Written and oral tests will assess students' understanding of the topics covered in the course and their ability to use the relevant language. A successful exam requires a complete and accurate presentation of definitions, statements, and examples. Assessment of content acquisition also includes theorem proofs, where applicable. The final grade is expressed in thirtieths according to the following table:

• NOT PASSED (<18): The student demonstrates a poor and fragmented knowledge of the subject matter, exhibits serious comprehension errors and do not present the contents in an acceptable manner;
• 18-21: The student demonstrates limited knowledge and a basic understanding of the subject matter, presents the contents unclearly and with little precision;
• 22-24: The student demonstrates an acceptable knowledge and a basic understanding of the subject matter, presents the contents correctly but not in a fully structured way;
• 25-27: The student demonstrates a broad knowledge and adequate understanding of the subject matter, presents the contents correctly but not in a complete way;
• 28-29: The student demonstrates an in-depth knowledge and a solid understanding of the subject matter, presents the contents clearly and in a fully structured way;
• 30-30 cum laude: The student demonstrates a complete and detailed knowledge and an excellent understanding of the subject matter, presents the contents clearly and in a fully structured way.

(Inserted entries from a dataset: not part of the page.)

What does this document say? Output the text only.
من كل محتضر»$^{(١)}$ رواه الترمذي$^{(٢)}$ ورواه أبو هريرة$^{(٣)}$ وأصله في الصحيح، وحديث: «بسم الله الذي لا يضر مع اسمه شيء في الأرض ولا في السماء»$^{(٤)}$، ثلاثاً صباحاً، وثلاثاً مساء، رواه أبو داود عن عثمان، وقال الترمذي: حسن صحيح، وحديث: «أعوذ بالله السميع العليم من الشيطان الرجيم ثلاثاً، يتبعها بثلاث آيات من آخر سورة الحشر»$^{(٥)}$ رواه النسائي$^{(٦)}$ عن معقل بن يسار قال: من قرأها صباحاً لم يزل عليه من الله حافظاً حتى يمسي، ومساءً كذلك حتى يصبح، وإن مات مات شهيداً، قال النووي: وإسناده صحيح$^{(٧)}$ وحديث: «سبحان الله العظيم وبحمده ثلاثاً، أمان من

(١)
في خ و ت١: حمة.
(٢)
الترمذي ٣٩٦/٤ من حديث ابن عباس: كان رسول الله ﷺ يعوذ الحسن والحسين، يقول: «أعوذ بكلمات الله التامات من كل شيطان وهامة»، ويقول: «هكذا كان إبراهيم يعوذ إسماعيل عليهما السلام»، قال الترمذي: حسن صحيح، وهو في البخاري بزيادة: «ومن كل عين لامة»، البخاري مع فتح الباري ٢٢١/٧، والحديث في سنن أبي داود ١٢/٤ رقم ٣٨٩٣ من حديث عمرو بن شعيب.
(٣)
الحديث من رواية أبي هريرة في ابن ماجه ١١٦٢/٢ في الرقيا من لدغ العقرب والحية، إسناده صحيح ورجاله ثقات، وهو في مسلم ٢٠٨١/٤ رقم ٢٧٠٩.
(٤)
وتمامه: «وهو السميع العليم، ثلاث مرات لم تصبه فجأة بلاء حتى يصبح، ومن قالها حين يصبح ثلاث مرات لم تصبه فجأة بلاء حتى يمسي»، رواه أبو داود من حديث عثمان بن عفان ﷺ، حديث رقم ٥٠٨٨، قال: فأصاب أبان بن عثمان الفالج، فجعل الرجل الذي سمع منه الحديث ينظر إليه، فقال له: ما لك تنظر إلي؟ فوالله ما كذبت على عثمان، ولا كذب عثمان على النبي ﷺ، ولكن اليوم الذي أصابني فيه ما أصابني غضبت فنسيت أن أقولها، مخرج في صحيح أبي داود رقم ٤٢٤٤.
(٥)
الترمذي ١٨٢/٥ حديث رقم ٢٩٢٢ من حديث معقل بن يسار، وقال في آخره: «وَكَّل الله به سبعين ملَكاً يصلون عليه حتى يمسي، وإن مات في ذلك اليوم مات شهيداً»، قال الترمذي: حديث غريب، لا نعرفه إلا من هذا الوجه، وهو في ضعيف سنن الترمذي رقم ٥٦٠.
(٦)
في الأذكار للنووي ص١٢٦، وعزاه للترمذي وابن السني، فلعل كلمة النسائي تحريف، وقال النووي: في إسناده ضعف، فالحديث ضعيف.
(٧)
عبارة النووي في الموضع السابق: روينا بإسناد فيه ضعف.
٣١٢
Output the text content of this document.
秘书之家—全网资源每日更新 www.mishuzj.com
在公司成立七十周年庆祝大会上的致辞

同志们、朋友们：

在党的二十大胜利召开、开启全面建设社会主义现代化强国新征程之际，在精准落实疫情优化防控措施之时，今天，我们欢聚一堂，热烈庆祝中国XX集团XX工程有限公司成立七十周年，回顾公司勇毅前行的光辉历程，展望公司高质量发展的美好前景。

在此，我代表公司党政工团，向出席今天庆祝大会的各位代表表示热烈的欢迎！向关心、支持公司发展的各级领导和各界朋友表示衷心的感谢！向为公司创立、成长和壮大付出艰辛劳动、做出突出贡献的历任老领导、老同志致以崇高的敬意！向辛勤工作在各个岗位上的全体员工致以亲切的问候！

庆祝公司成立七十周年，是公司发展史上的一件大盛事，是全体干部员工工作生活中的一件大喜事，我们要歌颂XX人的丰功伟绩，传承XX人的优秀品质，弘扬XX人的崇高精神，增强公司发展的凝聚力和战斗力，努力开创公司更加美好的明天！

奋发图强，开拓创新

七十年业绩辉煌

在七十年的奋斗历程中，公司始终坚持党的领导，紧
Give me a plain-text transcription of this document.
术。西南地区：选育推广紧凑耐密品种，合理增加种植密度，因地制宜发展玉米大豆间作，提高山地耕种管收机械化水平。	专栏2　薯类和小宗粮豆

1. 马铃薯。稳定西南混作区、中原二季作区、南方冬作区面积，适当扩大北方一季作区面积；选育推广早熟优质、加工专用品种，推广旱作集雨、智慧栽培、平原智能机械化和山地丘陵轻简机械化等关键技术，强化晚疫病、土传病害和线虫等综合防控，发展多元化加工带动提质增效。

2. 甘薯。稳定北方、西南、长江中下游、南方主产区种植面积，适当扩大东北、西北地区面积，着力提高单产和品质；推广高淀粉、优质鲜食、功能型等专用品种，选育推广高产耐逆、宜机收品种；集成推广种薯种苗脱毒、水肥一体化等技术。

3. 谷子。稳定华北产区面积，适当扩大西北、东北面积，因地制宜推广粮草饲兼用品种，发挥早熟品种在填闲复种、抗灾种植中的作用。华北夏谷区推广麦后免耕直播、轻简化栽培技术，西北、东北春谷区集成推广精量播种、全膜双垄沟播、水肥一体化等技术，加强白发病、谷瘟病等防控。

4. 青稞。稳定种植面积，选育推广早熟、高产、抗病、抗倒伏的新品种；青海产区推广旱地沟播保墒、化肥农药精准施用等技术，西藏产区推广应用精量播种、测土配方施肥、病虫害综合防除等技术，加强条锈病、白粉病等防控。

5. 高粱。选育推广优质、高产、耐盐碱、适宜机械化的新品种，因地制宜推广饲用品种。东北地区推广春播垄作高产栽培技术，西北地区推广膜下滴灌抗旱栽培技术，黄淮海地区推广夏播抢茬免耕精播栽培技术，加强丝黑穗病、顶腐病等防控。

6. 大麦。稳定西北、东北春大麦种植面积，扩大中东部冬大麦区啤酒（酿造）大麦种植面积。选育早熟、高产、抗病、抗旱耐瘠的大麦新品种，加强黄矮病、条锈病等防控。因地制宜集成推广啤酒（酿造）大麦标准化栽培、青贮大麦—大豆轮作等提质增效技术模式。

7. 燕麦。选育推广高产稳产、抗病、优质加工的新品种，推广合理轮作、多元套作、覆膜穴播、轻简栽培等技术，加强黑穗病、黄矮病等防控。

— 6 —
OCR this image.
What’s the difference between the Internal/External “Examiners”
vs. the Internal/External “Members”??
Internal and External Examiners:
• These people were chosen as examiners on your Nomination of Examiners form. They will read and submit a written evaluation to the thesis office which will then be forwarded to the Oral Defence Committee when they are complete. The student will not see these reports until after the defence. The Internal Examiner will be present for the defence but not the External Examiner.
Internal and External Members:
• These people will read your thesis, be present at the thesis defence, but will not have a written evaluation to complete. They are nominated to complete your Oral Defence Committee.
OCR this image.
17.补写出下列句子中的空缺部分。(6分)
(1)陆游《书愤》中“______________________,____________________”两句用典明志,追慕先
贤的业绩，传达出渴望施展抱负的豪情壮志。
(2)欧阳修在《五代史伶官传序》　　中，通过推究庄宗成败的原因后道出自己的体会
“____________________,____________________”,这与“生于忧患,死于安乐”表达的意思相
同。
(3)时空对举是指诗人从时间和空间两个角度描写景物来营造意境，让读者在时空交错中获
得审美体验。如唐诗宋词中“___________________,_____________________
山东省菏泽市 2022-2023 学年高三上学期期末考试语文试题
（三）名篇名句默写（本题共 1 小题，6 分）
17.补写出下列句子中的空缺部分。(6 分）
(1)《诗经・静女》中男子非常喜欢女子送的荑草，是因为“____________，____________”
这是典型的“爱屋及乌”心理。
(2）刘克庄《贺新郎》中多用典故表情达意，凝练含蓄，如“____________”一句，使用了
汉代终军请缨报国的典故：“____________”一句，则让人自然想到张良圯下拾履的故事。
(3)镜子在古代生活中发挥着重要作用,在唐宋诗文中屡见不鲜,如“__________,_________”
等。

Note. Information for students with disabilities and / or SLD.

To guarantee equal opportunities and in compliance with the laws in force, interested students can ask for a personal interview in order to plan any compensatory and / or dispensatory measures, based on the didactic objectives and specific needs. It is also possible to contact the referent teacher CInAP (Center for Active and Participated Integration - Services for Disabilities and / or SLD) of the Department of Electrical, Electronic and Computer Engineering.

Note. Verification of learning can also be carried out electronically, should the conditions require it. In this case, the duration of the written test may be subject to change.

All the topics mentioned in the program can be requested during the exam.

The attendance of the lessons, the study of the recommended texts and the study of the material provided by the teacher (handouts and collections of exercises carried out and proposed) allow the student to have a clear and detailed idea of ​​the questions that may be proposed during the exam.

An adequate exposition of the theory involves the use of the rigorous language characteristic of the discipline, the exposition of simple examples and counterexamples that clarify the exposed concepts (definitions, propositions, theorems, corollaries).

The main types of exercises related to the Module A of the course of Mathematical Analysis I are:

• Finding the bounds of a numerical set. Finding interior points, boundary points, accumulation points of an assigned numerical set.
• Exercises on complex numbers.
• Calculation of sequences limits.
• Calculation of limits of functions. Study of the continuity, boundedness and invertibility of real functions of a real variable.
• Qualitative study of a function and applications.